Adding Labels to new_df and scaled_df

scaled_df['Labels'] = model.labels_ new_df['Labels'] = model.labels_ new_df.sample(5)
new_df.Labels.value_counts()
1 6760 2 5776 0 3275 4 2174 3 1336 Name: Labels, dtype: int64

Cluster Profiling

new_df2 = data[['Age', 'Rating','Recommended IND', 'Positive Feedback Count', 'Division Name','Department Name','Class Name']]
new_df2['Labels'] = new_df['Labels'] new_df2.head()
# Overall level summary new_df2.describe().T

Cluster means

cluster_means = new_df2.groupby('Labels').mean().reset_index() cluster_means.style.highlight_max(color="lightpink", axis=0)
cluster_means.style.highlight_min(color="lightgreen", axis=0)
  • Cluster 1 ,2 & 4 giving best ratings as well as recommending products

  • Cluster 0 consists of women giving least ratings and least recommendation but Positive feedback Count is higher

  • Cluster 3 is women with satisfactory ratings and Recommendations.

plt.figure(figsize = (20,7)) sns.countplot(x = new_df2['Class Name'], hue = new_df2['Labels']) plt.xticks(rotation = 30) plt.legend(loc = 'upper right', title = "Labels") plt.show()
Image in a Jupyter notebook

Women in Cluster 2 tensds to buy Dresses, Pants, Skirts, Jeans and Shorts

Women in Cluster 1 are more interested in Blouses, Knits, Sweaters, Fine Gauge and Jackets.

Cluster 4 are more attracted to Pants, Lounge , Sweaters, skirts , Swim , Legwear and Layering.

Cluster 3 are less in no. and buying mostly Dresses, Pants , Blouses and Knits.

Women in cluster 0 shownig average approach like cluster 3.

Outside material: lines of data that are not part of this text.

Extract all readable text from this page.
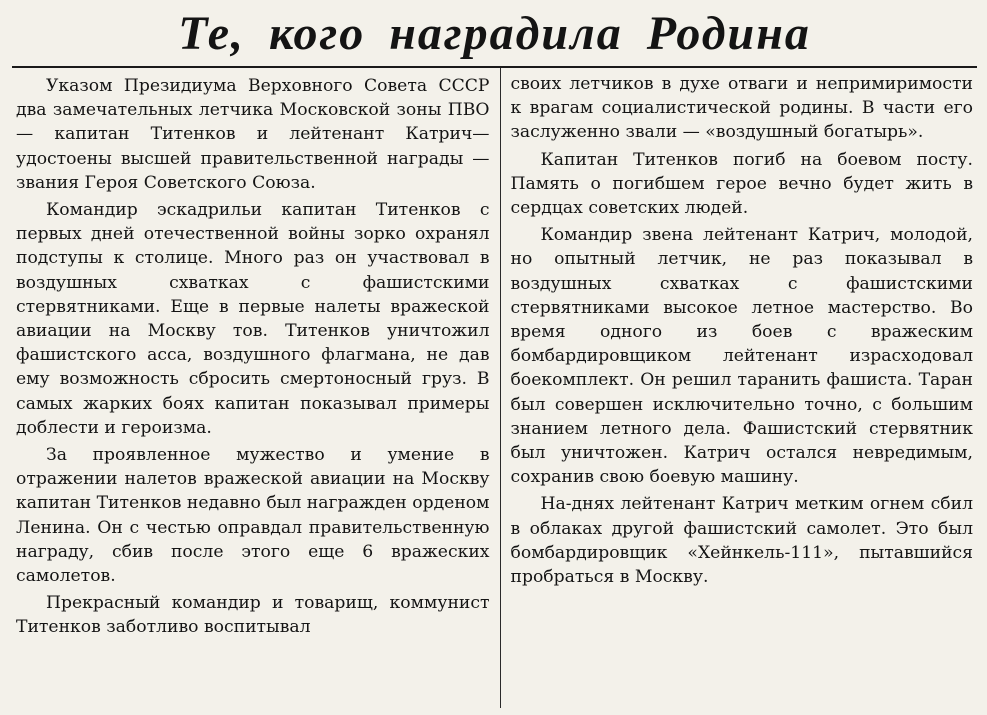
Те, кого наградила Родина

Указом Президиума Верховного Совета СССР два замечательных летчика Московской зоны ПВО — капитан Титенков и лейтенант Катрич—удостоены высшей правительственной награды — звания Героя Советского Союза.

Командир эскадрильи капитан Титенков с первых дней отечественной войны зорко охранял подступы к столице. Много раз он участвовал в воздушных схватках с фашистскими стервятниками. Еще в первые налеты вражеской авиации на Москву тов. Титенков уничтожил фашистского асса, воздушного флагмана, не дав ему возможность сбросить смертоносный груз. В самых жарких боях капитан показывал примеры доблести и героизма.

За проявленное мужество и умение в отражении налетов вражеской авиации на Москву капитан Титенков недавно был награжден орденом Ленина. Он с честью оправдал правительственную награду, сбив после этого еще 6 вражеских самолетов.

Прекрасный командир и товарищ, коммунист Титенков заботливо воспитывал

своих летчиков в духе отваги и непримиримости к врагам социалистической родины. В части его заслуженно звали — «воздушный богатырь».

Капитан Титенков погиб на боевом посту. Память о погибшем герое вечно будет жить в сердцах советских людей.

Командир звена лейтенант Катрич, молодой, но опытный летчик, не раз показывал в воздушных схватках с фашистскими стервятниками высокое летное мастерство. Во время одного из боев с вражеским бомбардировщиком лейтенант израсходовал боекомплект. Он решил таранить фашиста. Таран был совершен исключительно точно, с большим знанием летного дела. Фашистский стервятник был уничтожен. Катрич остался невредимым, сохранив свою боевую машину.

На-днях лейтенант Катрич метким огнем сбил в облаках другой фашистский самолет. Это был бомбардировщик «Хейнкель-111», пытавшийся пробраться в Москву.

plt.figure(figsize = (28,8)) sns.countplot(x = new_df2['Rating'], hue = new_df2['Labels']) plt.legend(loc = 'upper right', title = "Labels") plt.show()
Image in a Jupyter notebook
  • Women in Cluster 0 giving 1,2 & 3 rating out if 5, which is least in all of the cluster groups

  • Rest of the Clusters giving good average rating.

plt.figure(figsize = (28,12)) for i in enumerate(new_df.iloc[:, 0 : 7].columns): plt.subplot(2, 4 , i[0] + 1) sns.boxplot(y = new_df[i[1]], x = new_df['Labels']) plt.show()
Image in a Jupyter notebook
le.classes_
array(['Blouses', 'Casual bottoms', 'Chemises', 'Dresses', 'Fine gauge', 'Intimates', 'Jackets', 'Jeans', 'Knits', 'Layering', 'Legwear', 'Lounge', 'Outerwear', 'Pants', 'Shorts', 'Skirts', 'Sleep', 'Sweaters', 'Swim', 'Trend'], dtype=object)

Cluster 0

Age between 35 & 50 is majority

Giving Lowest Ratings, Lowest Recommendations

Buying more Dresses, Fine Gauge, Intimates, Jackets, Jeans etc.

Cluster 1

Age 35- 55

Good Rating + Good Recommendations

Buying mostly Blouses, Casual bottoms, Chemises, Dresses, Fine gauge, Intimates, Jackets & Jeans.

Cluster 2

Age 35 - 50 majority

Good Rating + Good Recommendations

Buying alsmost similar product to cluster 0 but more satisfied.

Cluster 3

Majority of age 47- 57

Good Rating + Good Recommendations

Similar Buying patterns to cluster 0 ,1 and 2 but more skewed to left side

Cluster 4

Age between 35 & 50 is majority

Good Rating + Good Recommendations

Buying Lounge, Outerwear, Pants, Shorts, Skirts, Sleep, Sweaters, Swim & Trend cloths

Conclusions

  • Women Between 35 - 55 of Age are Big Buyers and also giving good reviews and ratings.

  • We should target this age group to increase sales.

  • Women of Age between 35 - 55 having more money and more purchasing power than young and Old aged Women.